Calling all horror buffs! Remember that twisty, disturbing movie from 2009 called Orphan? From director Jaume Collet-Serra, the film follows a couple (Vera Farmiga and Peter Sarsgaard) devastated by the loss of their unborn baby who then decides to adopt a child from an orphanage. They stumble upon a strange little girl named Esther (Isabelle Fuhrman), who soon reveals that she's anything but sweet, innocent, and, well, prepubescent.
Since it's been over a decade since the release of Orphan, we don't mind spoiling the end for you. See, Esther isn't really an orphan little girl. She's a murderous 33-year-old imposter with a rare form of proportional dwarfism. Back in the '00s, this twist was truly gag-worthy, and we're still not over it — which makes 2022's Orphan: First Kill an exciting endeavor.

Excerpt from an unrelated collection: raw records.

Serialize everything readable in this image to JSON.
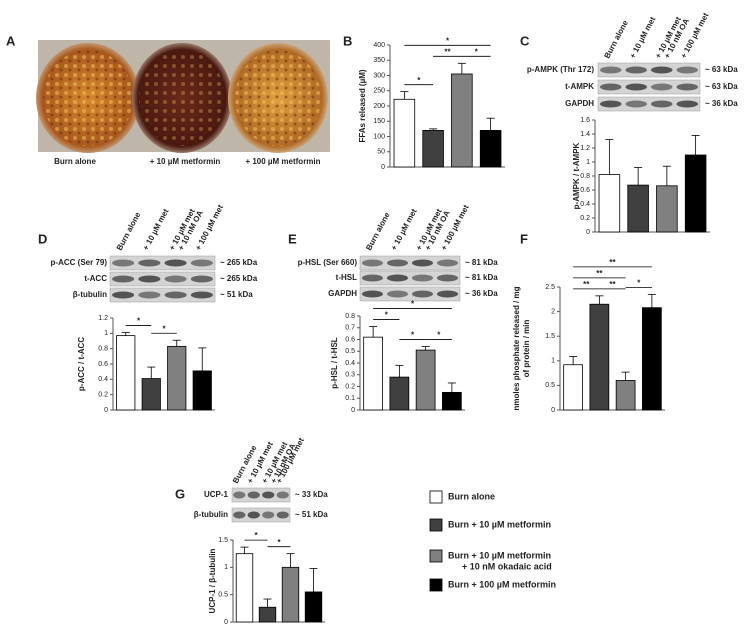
{
  "panel_a": {
    "panel": "A",
    "labels": [
      "Burn alone",
      "+ 10 µM metformin",
      "+ 100 µM metformin"
    ]
  },
  "blots": [
    {
      "panel": "C",
      "lanes": [
        [
          "Burn alone"
        ],
        [
          "+ 10 µM met"
        ],
        [
          "+ 10 µM met",
          "+ 10 nM OA"
        ],
        [
          "+ 100 µM met"
        ]
      ],
      "rows": [
        {
          "label": "p-AMPK (Thr 172)",
          "size": "~ 63 kDa"
        },
        {
          "label": "t-AMPK",
          "size": "~ 63 kDa"
        },
        {
          "label": "GAPDH",
          "size": "~ 36 kDa"
        }
      ]
    },
    {
      "panel": "D",
      "lanes": [
        [
          "Burn alone"
        ],
        [
          "+ 10 µM met"
        ],
        [
          "+ 10 µM met",
          "+ 10 nM OA"
        ],
        [
          "+ 100 µM met"
        ]
      ],
      "rows": [
        {
          "label": "p-ACC (Ser 79)",
          "size": "~ 265 kDa"
        },
        {
          "label": "t-ACC",
          "size": "~ 265 kDa"
        },
        {
          "label": "β-tubulin",
          "size": "~ 51 kDa"
        }
      ]
    },
    {
      "panel": "E",
      "lanes": [
        [
          "Burn alone"
        ],
        [
          "+ 10 µM met"
        ],
        [
          "+ 10 µM met",
          "+ 10 nM OA"
        ],
        [
          "+ 100 µM met"
        ]
      ],
      "rows": [
        {
          "label": "p-HSL (Ser 660)",
          "size": "~ 81 kDa"
        },
        {
          "label": "t-HSL",
          "size": "~ 81 kDa"
        },
        {
          "label": "GAPDH",
          "size": "~ 36 kDa"
        }
      ]
    },
    {
      "panel": "G",
      "lanes": [
        [
          "Burn alone"
        ],
        [
          "+ 10 µM met"
        ],
        [
          "+ 10 µM met",
          "+ 10 nM OA"
        ],
        [
          "+ 100 µM met"
        ]
      ],
      "rows": [
        {
          "label": "UCP-1",
          "size": "~ 33 kDa"
        },
        {
          "label": "β-tubulin",
          "size": "~ 51 kDa"
        }
      ]
    }
  ],
  "legend": {
    "labels": [
      [
        "Burn alone"
      ],
      [
        "Burn + 10 µM metformin"
      ],
      [
        "Burn + 10 µM metformin",
        "+ 10 nM okadaic acid"
      ],
      [
        "Burn + 100 µM metformin"
      ]
    ],
    "colors": [
      "#ffffff",
      "#404040",
      "#808080",
      "#000000"
    ]
  },
  "chart_data": [
    {
      "type": "bar",
      "panel": "B",
      "ylabel": [
        "FFAs released (µM)"
      ],
      "values": [
        222,
        120,
        305,
        120
      ],
      "errors": [
        25,
        5,
        35,
        40
      ],
      "ylim": [
        0,
        400
      ],
      "yticks": [
        0,
        50,
        100,
        150,
        200,
        250,
        300,
        350,
        400
      ],
      "annotations": [
        {
          "label": "*",
          "bars": [
            0,
            1
          ]
        },
        {
          "label": "**",
          "bars": [
            1,
            2
          ]
        },
        {
          "label": "*",
          "bars": [
            2,
            3
          ]
        },
        {
          "label": "*",
          "bars": [
            0,
            3
          ]
        }
      ]
    },
    {
      "type": "bar",
      "panel": "C",
      "ylabel": [
        "p-AMPK / t-AMPK"
      ],
      "values": [
        0.82,
        0.67,
        0.66,
        1.1
      ],
      "errors": [
        0.5,
        0.25,
        0.28,
        0.28
      ],
      "ylim": [
        0,
        1.6
      ],
      "yticks": [
        0,
        0.2,
        0.4,
        0.6,
        0.8,
        1,
        1.2,
        1.4,
        1.6
      ],
      "annotations": []
    },
    {
      "type": "bar",
      "panel": "D",
      "ylabel": [
        "p-ACC / t-ACC"
      ],
      "values": [
        0.97,
        0.41,
        0.83,
        0.51
      ],
      "errors": [
        0.04,
        0.15,
        0.08,
        0.3
      ],
      "ylim": [
        0,
        1.2
      ],
      "yticks": [
        0,
        0.2,
        0.4,
        0.6,
        0.8,
        1,
        1.2
      ],
      "annotations": [
        {
          "label": "*",
          "bars": [
            0,
            1
          ]
        },
        {
          "label": "*",
          "bars": [
            1,
            2
          ]
        }
      ]
    },
    {
      "type": "bar",
      "panel": "E",
      "ylabel": [
        "p-HSL / t-HSL"
      ],
      "values": [
        0.62,
        0.28,
        0.51,
        0.15
      ],
      "errors": [
        0.09,
        0.1,
        0.03,
        0.08
      ],
      "ylim": [
        0,
        0.8
      ],
      "yticks": [
        0,
        0.1,
        0.2,
        0.3,
        0.4,
        0.5,
        0.6,
        0.7,
        0.8
      ],
      "annotations": [
        {
          "label": "*",
          "bars": [
            0,
            1
          ]
        },
        {
          "label": "*",
          "bars": [
            1,
            2
          ]
        },
        {
          "label": "*",
          "bars": [
            2,
            3
          ]
        },
        {
          "label": "*",
          "bars": [
            0,
            3
          ]
        }
      ]
    },
    {
      "type": "bar",
      "panel": "F",
      "ylabel": [
        "nmoles phosphate released / mg",
        "of protein / min"
      ],
      "values": [
        0.92,
        2.15,
        0.6,
        2.08
      ],
      "errors": [
        0.17,
        0.17,
        0.17,
        0.27
      ],
      "ylim": [
        0,
        2.5
      ],
      "yticks": [
        0,
        0.5,
        1,
        1.5,
        2,
        2.5
      ],
      "annotations": [
        {
          "label": "**",
          "bars": [
            0,
            1
          ]
        },
        {
          "label": "**",
          "bars": [
            1,
            2
          ]
        },
        {
          "label": "*",
          "bars": [
            2,
            3
          ]
        },
        {
          "label": "**",
          "bars": [
            0,
            2
          ]
        },
        {
          "label": "**",
          "bars": [
            0,
            3
          ]
        }
      ]
    },
    {
      "type": "bar",
      "panel": "G",
      "ylabel": [
        "UCP-1 / β-tubulin"
      ],
      "values": [
        1.25,
        0.27,
        1.0,
        0.55
      ],
      "errors": [
        0.12,
        0.15,
        0.25,
        0.43
      ],
      "ylim": [
        0,
        1.5
      ],
      "yticks": [
        0,
        0.5,
        1,
        1.5
      ],
      "annotations": [
        {
          "label": "*",
          "bars": [
            0,
            1
          ]
        },
        {
          "label": "*",
          "bars": [
            1,
            2
          ]
        }
      ]
    }
  ]
}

Orphan: First Kill acts as a prequel to 2009's Orphan, and Isabelle Fuhrman (The Novice) nails the inherent creepiness of Esther once again. And yes, the actress is 25 now. So, how does she still look so young in Orphan: First Kill?

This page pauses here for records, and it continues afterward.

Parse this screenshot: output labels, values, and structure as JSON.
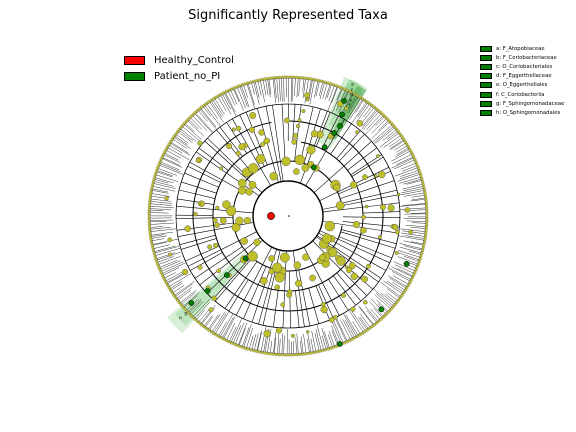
{
  "title": "Significantly Represented Taxa",
  "colors": {
    "healthy": "#ff0000",
    "patient": "#008000",
    "node_default": "#bfbf2a",
    "shade": "#7fcc7f"
  },
  "legend_groups": [
    {
      "label": "Healthy_Control",
      "color": "#ff0000"
    },
    {
      "label": "Patient_no_PI",
      "color": "#008000"
    }
  ],
  "taxa_legend": [
    {
      "key": "a",
      "label": "a: F_Atopobiaceae"
    },
    {
      "key": "b",
      "label": "b: F_Coriobacteriaceae"
    },
    {
      "key": "c",
      "label": "c: O_Coriobacteriales"
    },
    {
      "key": "d",
      "label": "d: F_Eggerthellaceae"
    },
    {
      "key": "e",
      "label": "e: O_Eggerthellales"
    },
    {
      "key": "f",
      "label": "f: C_Coriobacteriia"
    },
    {
      "key": "g",
      "label": "g: F_Sphingomonadaceae"
    },
    {
      "key": "h",
      "label": "h: O_Sphingomonadales"
    }
  ],
  "highlight_sector_letters": [
    "f",
    "e",
    "d",
    "c",
    "a"
  ],
  "highlight_sector_letters_2": [
    "h",
    "g"
  ]
}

How does Isabelle Fuhrman look so young in 'Orphan: First Kill'?
Dressing like a chilling little Victorian doll, Esther is supposed to look like she's just 9 years old. Though we now know she's really 33, Isabelle still needs to look younger for the part. She relayed that traditional CGI wasn't used to make her appear younger.
“I love the challenge of being able to play a kid because that’s never historically been done in cinema. I was like looking all this up — because I love looking up old movie history and things like that — and I was like, ‘Oh, an adult has never reprised the role that they played as a child,'” Isabelle told The Hollywood Reporter.
“Will Smith, for example, recently did that movie [Gemini Man] where they de-age somebody, but to reprise a role that you literally did as a kid as an adult has never been done before," she continued. "It’s kind of impossible. And we did it. We didn’t use special effects, we didn’t use any crazy makeup tricks. And I think that’s what makes the movie work, is because you really can’t figure out how I look like a [9-year-old], but I do. And it’s really creepy."
"I was there every day. I know how we did this. I know all the tricks, and I’m so thoroughly disturbed right now because I somehow am 9 years old again, and it doesn’t make any sense," she added. So, how did they do it? The director weighed in.
“Mostly my perspective was to move forward with more old school techniques like forced perspective, being really specific with where we place the camera and where we put the lights for her,” director William Brent Bell told Showbiz Cheatsheet.
“Obviously they’re making movies and doing certain things like this for 100 years,” he continued. Essentially, the magic of computers was used sparingly. When CGI is used as a crutch, things begin to look fake.
“Sometimes I think the visual effects component of that actually makes it look worse,” he explained. “It also can be really, really costly so the approach for this movie was more old school techniques, and it’s worked just great. We’re still using visual effects but more to enhance, not to create.”